Calm weather and sunshine have helped trap car exhaust and wood smoke.

Enjoying that holiday sunshine? Your lungs arent: the winter's mild weather is leading to the worst air quality in years, according to pollution watchers.

Spare the Air days have been called 12 times since Nov. 1, the San Francisco Chronicle observed. The worst day thus far was Christmas, according to staffers from the Bay Area Air Quality Management District, which fingered yule logs -- or whatever else is burnt in chimneys on the 25th of December -- for air so foul that it was just as bad as summer 2008, when wildfires plagued nearly all of the state.

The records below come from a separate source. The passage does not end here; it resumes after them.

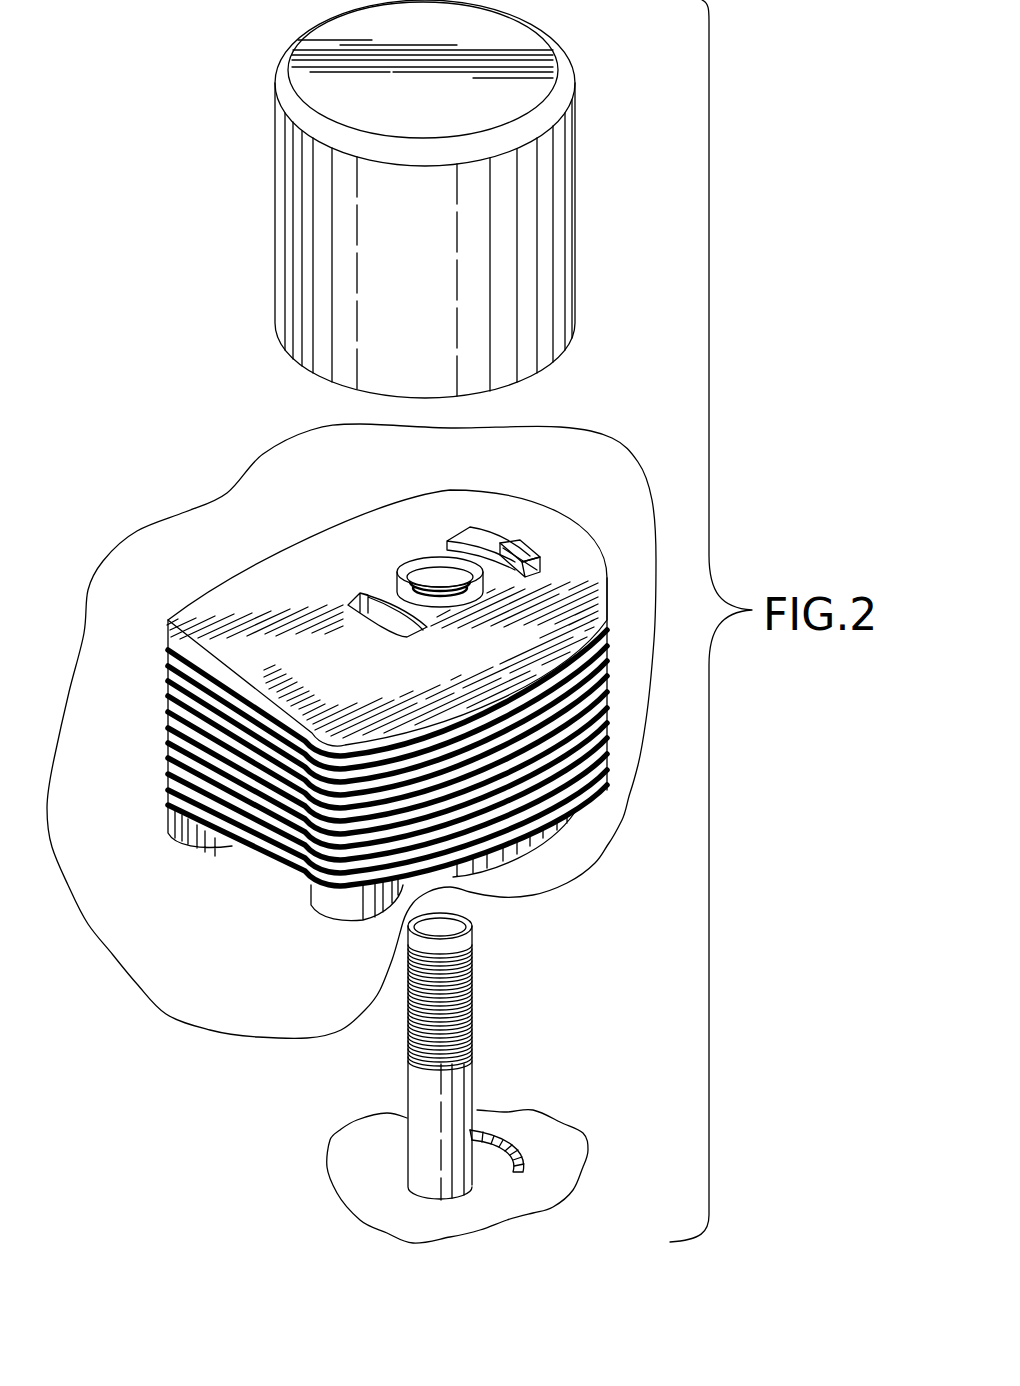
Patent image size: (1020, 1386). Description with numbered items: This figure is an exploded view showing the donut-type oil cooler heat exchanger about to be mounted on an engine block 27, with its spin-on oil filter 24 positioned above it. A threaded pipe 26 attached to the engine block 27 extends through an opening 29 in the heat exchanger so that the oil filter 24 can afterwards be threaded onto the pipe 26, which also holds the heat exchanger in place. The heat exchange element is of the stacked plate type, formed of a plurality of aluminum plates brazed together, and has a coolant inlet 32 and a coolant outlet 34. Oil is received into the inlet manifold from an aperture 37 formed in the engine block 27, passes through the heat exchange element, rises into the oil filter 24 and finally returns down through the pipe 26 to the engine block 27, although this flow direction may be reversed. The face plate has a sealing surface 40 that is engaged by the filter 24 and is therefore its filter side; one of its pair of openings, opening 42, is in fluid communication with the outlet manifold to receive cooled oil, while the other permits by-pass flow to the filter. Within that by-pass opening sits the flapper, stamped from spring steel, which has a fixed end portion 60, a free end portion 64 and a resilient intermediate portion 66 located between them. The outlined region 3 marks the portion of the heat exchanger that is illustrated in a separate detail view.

The spin-on oil filter 24 is at (282, 197).
The heat exchanger core assembly 3 is at (227, 493).
The opening 29 is at (428, 570).
The free end portion 64 is at (470, 527).
The resilient intermediate portion 66 is at (510, 542).
The fixed end portion 60 is at (537, 558).
The opening 42 is at (359, 570).
The sealing surface 40 is at (299, 676).
The coolant inlet 32 is at (181, 862).
The coolant outlet 34 is at (330, 946).
The threaded pipe 26 is at (418, 1097).
The aperture 37 is at (508, 1140).
The engine block 27 is at (467, 1222).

Bad air from car exhaust and wood smoke is lingering because the usual wet winter storms are being shooed away by a high pressure front, the newspaper said. The bad air contains fine particulate matter, which can lodge deep in lungs and lead to many bad illnesses like lung cancer, asthma and the like.

Even those with healthy lungs can be harmed: in their wallets. With more than a million fireplaces in the Bay Area, the Air Quality Management District is serious about the ban on fires, and encourages neighbors to report wood smoke emanating from a nearby chimney.

About 400 reports rolled in on Christmas, and another 411 instances were reported over the New Year weekend, the Chronicle reported. Repeat offenders can be fined $400. There have been 314 citations issued via the mails since November.